I mentioned that I bought 6 chrysanthemums at the Bergen Street Pathmark (on special at 3 for $12, a dollar less per plant than at Newark's Home Depot). Chrysanthemums are perennials: plant once, enjoy for years and years, so this is an appropriate time for planting that particular type of flower. I am pleased to report that, after some delay, I got all 6 into the ground at the back of my front yard before the rains came last nite. We have had a minor drought for the past two weeks and more, which actually worked out to my advantage in planting the chrysanthemums. The soil was very dry, so once I used my Garden Weasel to rip out the surface vegetation, removing the lite, dry dirt was easy. And I didn't even have to soak the ground with a hose thereafter with the second group of three because we had something like 12 hours of rain, with more to come in the next few days. This should give them a very good start in their new home.
Inasmuch as it has been dismal and raining since I put the chrysanthemums in, I'm not yet able to show a foto here. So let me show you other perennials, at the front of my front yard, specifically a beige minirose and purple pansy. I have 5 new miniroses to plant but have to find a place that vines won't cover up. Shortly after the foto above, the vines around it did cover that rose, cutting the lite so much that it has not bloomed since. Next year I'll keep the vines off it. The other greenery is also from perennials, clematis vines and dandelions. I still have not tasted the dandelion greens, but will get to it sooner or later.
Now I just have to hope the weather remains in the 60s and, preferably, 70s long enuf for the chrysanthemums to throw roots deep enuf for the plants to survive the winter.
In my side yard are some hostas. Tho I have completely neglected them, at least one still throws up a flower spike. The other plants around it include wisteria vines, which flower copiously in all parts of my property. The original vine is in the backyard, but it threw runners in all directions, and now there are offshoots in both side yards and all the way to the front, around the house a distance of around 100 feet. If you'd like pretty purple flowers all over your yard, I can give you a rooted cutting, and in a few years, you'll have wisteria everywhere you don't chop it away.

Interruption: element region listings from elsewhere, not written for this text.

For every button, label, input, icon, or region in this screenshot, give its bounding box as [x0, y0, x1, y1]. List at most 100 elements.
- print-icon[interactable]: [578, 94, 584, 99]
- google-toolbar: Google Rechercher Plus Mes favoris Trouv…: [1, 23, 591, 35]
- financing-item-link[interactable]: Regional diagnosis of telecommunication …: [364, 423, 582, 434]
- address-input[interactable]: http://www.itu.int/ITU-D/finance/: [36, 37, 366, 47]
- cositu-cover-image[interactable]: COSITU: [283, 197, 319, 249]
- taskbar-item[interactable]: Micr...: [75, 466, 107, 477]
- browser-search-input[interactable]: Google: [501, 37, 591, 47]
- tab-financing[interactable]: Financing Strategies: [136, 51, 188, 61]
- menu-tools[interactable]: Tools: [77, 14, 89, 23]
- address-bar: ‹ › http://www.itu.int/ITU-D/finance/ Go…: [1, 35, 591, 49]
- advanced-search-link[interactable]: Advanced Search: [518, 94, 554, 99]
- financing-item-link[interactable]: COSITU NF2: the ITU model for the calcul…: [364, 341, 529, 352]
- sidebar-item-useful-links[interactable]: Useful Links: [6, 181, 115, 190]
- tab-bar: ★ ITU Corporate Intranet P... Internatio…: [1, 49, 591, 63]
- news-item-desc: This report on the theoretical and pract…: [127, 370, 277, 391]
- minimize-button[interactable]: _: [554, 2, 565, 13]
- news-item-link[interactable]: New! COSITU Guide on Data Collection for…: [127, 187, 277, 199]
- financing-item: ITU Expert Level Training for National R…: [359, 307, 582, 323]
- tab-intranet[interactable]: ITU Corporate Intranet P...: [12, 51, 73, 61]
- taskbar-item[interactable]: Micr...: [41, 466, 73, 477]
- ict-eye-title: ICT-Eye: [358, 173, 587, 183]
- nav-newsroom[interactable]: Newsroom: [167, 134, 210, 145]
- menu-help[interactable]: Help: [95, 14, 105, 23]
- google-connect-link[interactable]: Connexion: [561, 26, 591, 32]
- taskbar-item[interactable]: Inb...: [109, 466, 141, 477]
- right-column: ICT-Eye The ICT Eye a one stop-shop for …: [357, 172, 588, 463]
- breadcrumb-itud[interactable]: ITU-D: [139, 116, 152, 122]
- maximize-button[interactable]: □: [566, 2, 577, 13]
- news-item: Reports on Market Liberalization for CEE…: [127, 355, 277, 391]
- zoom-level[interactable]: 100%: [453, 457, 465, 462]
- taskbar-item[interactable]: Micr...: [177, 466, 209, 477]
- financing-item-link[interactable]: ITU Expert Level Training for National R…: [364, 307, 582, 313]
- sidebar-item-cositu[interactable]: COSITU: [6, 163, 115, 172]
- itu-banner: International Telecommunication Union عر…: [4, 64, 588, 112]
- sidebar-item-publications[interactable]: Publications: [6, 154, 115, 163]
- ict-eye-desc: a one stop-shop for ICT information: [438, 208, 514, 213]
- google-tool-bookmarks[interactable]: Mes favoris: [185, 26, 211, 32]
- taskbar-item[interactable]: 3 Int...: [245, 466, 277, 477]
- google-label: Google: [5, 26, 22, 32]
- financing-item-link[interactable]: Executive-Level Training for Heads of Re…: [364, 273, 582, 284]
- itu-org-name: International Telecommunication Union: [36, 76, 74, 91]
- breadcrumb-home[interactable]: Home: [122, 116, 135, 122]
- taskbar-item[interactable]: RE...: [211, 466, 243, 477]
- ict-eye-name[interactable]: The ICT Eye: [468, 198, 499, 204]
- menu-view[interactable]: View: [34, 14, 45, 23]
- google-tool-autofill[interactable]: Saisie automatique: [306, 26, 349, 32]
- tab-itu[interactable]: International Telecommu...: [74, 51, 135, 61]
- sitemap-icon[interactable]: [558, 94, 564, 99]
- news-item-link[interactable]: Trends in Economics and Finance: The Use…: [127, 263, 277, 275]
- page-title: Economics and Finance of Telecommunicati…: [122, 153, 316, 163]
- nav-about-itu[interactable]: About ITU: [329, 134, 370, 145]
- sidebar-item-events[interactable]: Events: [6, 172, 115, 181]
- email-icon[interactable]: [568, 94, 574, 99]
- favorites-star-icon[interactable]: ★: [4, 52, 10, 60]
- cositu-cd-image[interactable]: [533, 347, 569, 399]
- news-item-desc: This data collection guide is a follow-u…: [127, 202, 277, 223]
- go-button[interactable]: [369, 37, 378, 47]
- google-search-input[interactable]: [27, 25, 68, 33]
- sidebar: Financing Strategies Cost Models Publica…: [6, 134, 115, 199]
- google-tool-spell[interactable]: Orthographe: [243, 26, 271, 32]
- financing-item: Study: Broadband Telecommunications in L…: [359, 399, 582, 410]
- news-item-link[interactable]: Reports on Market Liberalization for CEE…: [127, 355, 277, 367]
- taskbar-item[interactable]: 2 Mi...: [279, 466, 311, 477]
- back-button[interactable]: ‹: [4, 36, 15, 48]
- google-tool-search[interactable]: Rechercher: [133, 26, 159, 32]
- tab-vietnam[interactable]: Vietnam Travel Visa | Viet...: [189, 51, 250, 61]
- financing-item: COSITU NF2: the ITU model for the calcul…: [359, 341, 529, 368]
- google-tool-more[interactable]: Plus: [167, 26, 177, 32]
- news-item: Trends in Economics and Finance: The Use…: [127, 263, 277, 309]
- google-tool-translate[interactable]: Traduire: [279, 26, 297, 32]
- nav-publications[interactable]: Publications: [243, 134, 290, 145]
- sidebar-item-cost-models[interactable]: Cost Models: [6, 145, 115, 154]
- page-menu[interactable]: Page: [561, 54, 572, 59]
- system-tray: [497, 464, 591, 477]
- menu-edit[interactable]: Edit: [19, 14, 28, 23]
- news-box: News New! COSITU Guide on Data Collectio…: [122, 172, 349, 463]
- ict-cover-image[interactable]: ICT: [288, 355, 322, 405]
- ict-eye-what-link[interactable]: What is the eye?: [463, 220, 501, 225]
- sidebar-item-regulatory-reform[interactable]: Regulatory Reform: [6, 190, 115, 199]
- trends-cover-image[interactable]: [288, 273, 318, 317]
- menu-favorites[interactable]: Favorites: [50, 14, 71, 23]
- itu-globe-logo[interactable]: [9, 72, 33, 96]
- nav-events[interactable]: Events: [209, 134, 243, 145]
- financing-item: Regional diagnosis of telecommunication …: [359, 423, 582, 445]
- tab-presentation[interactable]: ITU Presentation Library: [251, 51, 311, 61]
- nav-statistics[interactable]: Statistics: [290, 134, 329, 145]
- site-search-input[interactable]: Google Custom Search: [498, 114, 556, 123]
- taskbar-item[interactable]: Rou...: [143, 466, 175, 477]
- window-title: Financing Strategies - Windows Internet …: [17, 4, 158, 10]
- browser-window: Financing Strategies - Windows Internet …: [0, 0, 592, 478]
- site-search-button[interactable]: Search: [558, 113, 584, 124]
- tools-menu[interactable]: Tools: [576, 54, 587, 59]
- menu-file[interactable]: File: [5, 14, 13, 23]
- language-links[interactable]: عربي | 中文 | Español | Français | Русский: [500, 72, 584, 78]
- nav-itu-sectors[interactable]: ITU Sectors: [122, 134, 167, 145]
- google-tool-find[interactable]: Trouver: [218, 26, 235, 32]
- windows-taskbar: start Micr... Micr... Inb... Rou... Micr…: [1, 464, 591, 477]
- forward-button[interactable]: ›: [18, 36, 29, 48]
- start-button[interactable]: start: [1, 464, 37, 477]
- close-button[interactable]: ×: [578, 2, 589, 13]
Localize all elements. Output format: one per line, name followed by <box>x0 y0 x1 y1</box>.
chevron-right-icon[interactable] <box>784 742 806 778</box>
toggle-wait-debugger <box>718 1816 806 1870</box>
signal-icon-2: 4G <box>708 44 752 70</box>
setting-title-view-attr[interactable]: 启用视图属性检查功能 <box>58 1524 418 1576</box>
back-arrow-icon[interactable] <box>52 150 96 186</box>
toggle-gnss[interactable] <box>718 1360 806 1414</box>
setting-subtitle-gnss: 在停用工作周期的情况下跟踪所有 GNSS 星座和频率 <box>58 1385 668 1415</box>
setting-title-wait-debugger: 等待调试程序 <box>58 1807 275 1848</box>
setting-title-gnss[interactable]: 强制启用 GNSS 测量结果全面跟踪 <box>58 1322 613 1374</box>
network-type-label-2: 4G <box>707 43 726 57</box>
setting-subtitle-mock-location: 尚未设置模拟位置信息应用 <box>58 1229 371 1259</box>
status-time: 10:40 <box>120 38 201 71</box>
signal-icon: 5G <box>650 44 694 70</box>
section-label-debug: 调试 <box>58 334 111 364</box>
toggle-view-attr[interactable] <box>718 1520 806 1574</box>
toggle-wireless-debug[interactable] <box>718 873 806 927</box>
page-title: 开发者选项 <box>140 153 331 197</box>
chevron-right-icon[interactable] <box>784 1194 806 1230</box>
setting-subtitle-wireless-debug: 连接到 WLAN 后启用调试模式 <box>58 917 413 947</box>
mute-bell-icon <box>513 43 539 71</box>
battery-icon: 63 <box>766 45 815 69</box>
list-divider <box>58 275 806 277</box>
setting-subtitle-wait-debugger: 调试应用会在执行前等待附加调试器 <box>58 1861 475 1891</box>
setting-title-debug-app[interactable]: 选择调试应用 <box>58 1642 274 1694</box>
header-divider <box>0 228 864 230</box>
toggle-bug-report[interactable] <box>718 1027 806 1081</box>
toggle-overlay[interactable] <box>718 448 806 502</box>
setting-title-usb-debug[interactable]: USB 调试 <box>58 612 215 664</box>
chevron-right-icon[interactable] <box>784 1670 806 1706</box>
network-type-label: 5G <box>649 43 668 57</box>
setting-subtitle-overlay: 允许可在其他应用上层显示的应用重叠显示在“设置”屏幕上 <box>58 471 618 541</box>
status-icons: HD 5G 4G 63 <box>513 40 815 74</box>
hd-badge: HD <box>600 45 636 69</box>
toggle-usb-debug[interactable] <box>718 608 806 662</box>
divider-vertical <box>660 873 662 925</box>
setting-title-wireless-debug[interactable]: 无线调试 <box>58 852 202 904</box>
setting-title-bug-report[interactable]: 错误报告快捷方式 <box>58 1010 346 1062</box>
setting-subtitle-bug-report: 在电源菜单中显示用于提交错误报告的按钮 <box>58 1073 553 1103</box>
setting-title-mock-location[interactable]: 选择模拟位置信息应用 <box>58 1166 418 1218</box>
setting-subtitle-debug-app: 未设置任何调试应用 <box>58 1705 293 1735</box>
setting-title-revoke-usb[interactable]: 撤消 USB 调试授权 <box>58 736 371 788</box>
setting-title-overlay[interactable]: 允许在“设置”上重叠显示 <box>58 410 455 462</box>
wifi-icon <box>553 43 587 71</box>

I put in the first 3 chrysanthemums on Tuesday, but since there was no rain in the immediate forecast then, had to water them with the hose. I actually have two hoses, one at the side of the house, toward the front; and the other in the backyard, off a pipe that pokes up thru the ground. The prior owners of my house had, for some reason, had that one disconnected, and made an actual break in the line of several feet of blank space that I had to have a plumber bridge with a new pipe, to the tune of a couple of hundred dollars. (It occurs to me now that maybe they used that portion of lead pipe from the basement as a handrail along the stairs down to the basement.) I'm very glad to have the backyard faucet working now, because I used to have to haul a heavy hose 50 feet. Both faucets are ultimately controlled by shutoff valves in my basement, so I don't have to worry about the hoses being burst by winter freezes.
Here's what well-tended hostas do, throw up a bunch of flower spikes, these among the tasteful plantings in front of Blessed Sacrament-St. Charles Borromeo Roman Catholic Church on Clinton Avenue at Van Ness Place in Clinton Hill.
By the way, I found the receipt for my KFC purchase, so may call to answer some questions for a chance at $1,000. We shall see if I win or end up one of the myriad people who hope for a prize but get none. Here's another perennial, the tiger lily. I saw this planter on Clinton Avenue outside the Mt. Vernon Missionary Baptist Church.This planter does not abide by P. Allen Smith's rules for planters (central feature tall and spiky, round low plants around it, interspersed with something that hangs over the edge). I love tiger lilies but haven't seen any on sale. They tend to naturalize and self-propagate. The other plants here are plantains — a temperate weed, not the (tropical) banana. In that tiger lilies do spread, other plants might have been crowded out anyway, so maybe tiger lilies need a planter all to themselves.